As reports of Covid clusters at meatpacking plants increased, industry officials and the USDA jointly lobbied the White House to dissuade frightened workers from staying home or quitting. For instance in April 2020 the CEOs of JBS, Smithfield and Tyson among other companies asked the secretary of agriculture, Sonny Perdue, during a call to “elevate the need for messaging about the importance of our workforce staying at work to the POTUS or VP level.”
It worked. At a press briefing soon after, Mike Pence told meatpacking workers that “we need you to continue … to show up and do your job,” admonishing recent “incidents of worker absenteeism.”

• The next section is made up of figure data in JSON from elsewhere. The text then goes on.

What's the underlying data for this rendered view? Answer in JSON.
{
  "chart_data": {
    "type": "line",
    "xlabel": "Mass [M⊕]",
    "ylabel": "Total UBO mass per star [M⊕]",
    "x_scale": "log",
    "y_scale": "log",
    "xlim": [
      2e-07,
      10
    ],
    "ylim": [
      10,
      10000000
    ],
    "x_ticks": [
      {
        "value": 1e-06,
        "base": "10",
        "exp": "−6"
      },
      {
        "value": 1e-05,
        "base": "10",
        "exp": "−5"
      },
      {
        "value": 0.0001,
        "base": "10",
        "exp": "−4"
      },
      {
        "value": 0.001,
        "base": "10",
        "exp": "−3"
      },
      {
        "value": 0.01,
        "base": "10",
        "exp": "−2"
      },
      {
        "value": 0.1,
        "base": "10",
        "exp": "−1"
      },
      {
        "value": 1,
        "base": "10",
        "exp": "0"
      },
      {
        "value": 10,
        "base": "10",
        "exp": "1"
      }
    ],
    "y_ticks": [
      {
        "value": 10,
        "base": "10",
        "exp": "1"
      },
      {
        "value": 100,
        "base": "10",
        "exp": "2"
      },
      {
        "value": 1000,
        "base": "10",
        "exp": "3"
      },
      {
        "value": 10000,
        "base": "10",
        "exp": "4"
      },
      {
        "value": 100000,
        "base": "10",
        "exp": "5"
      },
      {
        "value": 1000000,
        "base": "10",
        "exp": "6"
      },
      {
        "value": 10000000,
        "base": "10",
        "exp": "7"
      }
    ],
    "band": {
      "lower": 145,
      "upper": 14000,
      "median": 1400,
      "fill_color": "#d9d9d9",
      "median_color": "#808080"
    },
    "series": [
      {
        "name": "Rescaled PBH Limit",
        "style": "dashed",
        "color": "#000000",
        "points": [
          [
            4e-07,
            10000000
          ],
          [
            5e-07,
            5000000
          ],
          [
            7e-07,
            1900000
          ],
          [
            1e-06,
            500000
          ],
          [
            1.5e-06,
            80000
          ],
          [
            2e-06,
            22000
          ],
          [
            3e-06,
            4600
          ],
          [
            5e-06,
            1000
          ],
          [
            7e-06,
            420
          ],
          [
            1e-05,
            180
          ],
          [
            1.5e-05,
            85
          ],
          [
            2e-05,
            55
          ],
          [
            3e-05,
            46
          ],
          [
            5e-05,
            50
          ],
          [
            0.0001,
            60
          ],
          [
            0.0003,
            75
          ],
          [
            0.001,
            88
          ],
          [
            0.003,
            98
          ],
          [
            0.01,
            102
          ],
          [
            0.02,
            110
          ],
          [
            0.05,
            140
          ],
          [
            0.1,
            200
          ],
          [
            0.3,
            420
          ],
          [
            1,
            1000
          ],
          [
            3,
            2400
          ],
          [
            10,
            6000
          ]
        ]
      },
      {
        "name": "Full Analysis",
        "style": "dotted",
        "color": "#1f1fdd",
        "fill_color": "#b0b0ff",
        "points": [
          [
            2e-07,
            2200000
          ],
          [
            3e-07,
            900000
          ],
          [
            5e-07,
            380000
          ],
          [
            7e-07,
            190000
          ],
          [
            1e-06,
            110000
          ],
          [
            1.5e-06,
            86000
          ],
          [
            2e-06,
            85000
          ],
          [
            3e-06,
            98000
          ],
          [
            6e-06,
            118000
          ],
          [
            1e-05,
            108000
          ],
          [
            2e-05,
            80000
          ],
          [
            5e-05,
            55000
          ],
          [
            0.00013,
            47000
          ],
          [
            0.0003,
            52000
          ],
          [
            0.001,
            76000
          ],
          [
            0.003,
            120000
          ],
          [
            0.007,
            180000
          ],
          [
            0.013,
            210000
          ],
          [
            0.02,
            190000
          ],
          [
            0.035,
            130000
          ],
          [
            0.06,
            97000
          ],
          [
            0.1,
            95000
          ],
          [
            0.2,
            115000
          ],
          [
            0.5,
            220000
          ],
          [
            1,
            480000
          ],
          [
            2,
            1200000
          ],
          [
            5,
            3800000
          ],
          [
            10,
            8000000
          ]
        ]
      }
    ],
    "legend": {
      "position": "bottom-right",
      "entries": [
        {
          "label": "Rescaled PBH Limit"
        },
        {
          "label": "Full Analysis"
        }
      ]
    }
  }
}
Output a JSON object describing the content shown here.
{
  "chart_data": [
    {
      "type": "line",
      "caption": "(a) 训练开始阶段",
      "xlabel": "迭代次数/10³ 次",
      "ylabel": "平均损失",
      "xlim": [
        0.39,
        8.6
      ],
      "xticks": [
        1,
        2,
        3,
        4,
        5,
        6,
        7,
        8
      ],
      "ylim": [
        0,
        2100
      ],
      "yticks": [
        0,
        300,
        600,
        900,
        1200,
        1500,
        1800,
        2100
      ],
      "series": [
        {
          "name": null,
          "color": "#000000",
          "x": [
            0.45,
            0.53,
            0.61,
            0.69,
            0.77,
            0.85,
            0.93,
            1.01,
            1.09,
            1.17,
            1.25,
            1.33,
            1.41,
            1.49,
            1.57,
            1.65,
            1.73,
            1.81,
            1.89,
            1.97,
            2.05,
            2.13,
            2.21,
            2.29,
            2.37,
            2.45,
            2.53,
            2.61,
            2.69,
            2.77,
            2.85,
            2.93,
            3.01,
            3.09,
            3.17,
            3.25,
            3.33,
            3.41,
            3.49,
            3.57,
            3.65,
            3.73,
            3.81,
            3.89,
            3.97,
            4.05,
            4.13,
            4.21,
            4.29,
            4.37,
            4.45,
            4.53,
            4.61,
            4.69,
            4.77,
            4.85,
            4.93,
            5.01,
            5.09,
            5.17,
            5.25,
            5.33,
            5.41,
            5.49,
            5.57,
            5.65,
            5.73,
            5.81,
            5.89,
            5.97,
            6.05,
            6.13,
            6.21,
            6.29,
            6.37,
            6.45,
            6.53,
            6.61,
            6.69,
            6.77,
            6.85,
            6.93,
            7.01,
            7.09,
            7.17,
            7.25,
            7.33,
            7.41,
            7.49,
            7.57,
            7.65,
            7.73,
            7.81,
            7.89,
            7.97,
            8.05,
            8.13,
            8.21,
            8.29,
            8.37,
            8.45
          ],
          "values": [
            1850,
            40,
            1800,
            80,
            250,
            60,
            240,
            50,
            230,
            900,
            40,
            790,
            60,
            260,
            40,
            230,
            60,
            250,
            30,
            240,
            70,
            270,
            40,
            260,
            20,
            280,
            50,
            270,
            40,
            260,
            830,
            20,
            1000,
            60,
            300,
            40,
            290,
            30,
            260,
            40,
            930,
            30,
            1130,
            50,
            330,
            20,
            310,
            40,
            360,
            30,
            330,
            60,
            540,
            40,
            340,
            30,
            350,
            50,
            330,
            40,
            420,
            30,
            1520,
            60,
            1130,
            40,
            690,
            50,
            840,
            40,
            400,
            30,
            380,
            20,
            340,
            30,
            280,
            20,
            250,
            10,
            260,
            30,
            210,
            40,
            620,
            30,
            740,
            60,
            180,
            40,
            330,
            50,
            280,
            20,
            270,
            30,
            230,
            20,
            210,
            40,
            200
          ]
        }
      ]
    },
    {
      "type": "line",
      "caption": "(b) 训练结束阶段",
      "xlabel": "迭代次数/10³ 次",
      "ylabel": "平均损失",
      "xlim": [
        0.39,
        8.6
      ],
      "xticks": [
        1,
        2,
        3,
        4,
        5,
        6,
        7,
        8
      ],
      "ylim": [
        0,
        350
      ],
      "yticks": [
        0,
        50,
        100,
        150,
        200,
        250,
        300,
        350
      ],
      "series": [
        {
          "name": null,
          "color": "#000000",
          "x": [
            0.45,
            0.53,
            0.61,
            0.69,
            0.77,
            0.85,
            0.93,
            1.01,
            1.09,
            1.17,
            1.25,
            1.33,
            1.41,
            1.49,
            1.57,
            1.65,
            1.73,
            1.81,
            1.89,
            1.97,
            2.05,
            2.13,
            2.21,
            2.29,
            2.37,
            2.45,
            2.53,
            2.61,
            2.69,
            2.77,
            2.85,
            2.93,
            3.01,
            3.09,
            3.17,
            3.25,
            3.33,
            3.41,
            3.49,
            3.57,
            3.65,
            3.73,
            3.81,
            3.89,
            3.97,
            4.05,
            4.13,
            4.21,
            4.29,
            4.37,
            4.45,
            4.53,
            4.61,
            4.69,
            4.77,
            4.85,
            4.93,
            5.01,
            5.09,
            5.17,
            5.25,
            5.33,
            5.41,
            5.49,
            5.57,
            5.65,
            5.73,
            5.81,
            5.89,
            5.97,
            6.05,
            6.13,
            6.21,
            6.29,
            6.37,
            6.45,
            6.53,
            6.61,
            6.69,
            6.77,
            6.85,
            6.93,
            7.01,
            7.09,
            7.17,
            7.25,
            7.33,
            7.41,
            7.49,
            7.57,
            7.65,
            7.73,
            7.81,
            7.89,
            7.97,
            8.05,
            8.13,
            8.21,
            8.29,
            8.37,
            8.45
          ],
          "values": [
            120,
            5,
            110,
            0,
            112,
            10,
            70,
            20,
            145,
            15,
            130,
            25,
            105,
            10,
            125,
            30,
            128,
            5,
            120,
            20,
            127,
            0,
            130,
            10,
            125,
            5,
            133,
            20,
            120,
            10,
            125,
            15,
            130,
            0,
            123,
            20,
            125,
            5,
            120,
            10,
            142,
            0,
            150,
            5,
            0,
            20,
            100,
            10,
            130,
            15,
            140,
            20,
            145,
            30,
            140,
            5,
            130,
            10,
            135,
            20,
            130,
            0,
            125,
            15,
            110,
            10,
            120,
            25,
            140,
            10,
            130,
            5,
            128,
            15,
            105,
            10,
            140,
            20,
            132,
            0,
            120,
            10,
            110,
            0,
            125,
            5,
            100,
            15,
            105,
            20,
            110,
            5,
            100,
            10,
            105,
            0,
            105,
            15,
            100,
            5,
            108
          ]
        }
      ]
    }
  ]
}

The report concludes: “Meatpacking companies knew the risk posed by the coronavirus to their workers and knew it wasn’t a risk that the country needed them to take. They nonetheless lobbied aggressively—successfully enlisting USDA as a close collaborator in their efforts—to keep workers on the job in unsafe conditions, to ensure state and local health authorities were powerless to mandate otherwise, and to be protected against legal liability for the harms that would result.”
The trade association for meat and poultry packers and processors rejected the report’s findings and accused the subcommittee of “cherry-picking data.”
“The report ignores the rigorous and comprehensive measures companies enacted to protect employees and support their critical infrastructure workers,” said Julie Anna Potts, president and CEO of the North American Meat Institute.
In addition, a spokesperson for JBS said the company “did everything possible to ensure the safety of our people who kept our critical food supply chain running.” In a statement Cargill said: “We’ve worked hard to maintain safe and consistent operations to feed families during the pandemic, yet we did not hesitate to temporarily idle or reduce capacity at processing plants in the interest of our employees’ wellbeing.”
A spokesman for Smithfield said: “The concerns we expressed were very real and we are thankful that a food crisis was averted and that we are starting to return to normal…Did we make every effort to share with government officials our perspective on the pandemic and how it was impacting the food production system? Absolutely.”
Tyson said collaboration with the government was crucial to the supply chain and for worker safety: “Over the past two years, our company has been contacted by, received direction from, and collaborated with many different federal, state and local officials—including both the Trump and Biden Administrations—as we’ve navigated the challenges of the pandemic.”
The subcommittee investigation into the meatpacking industry’s response to the pandemic was launched in February 2021 following reports that meat companies had refused to take adequate safety measures precautions to protect workers during the first year of the pandemic. Last year, the subcommittee found that the illness and death toll at plants owned by the five big meatpackers had been grossly underestimated, and that the companies put profits over worker safety.
The Guardian has contacted the USDA and former Trump administration officials for comment.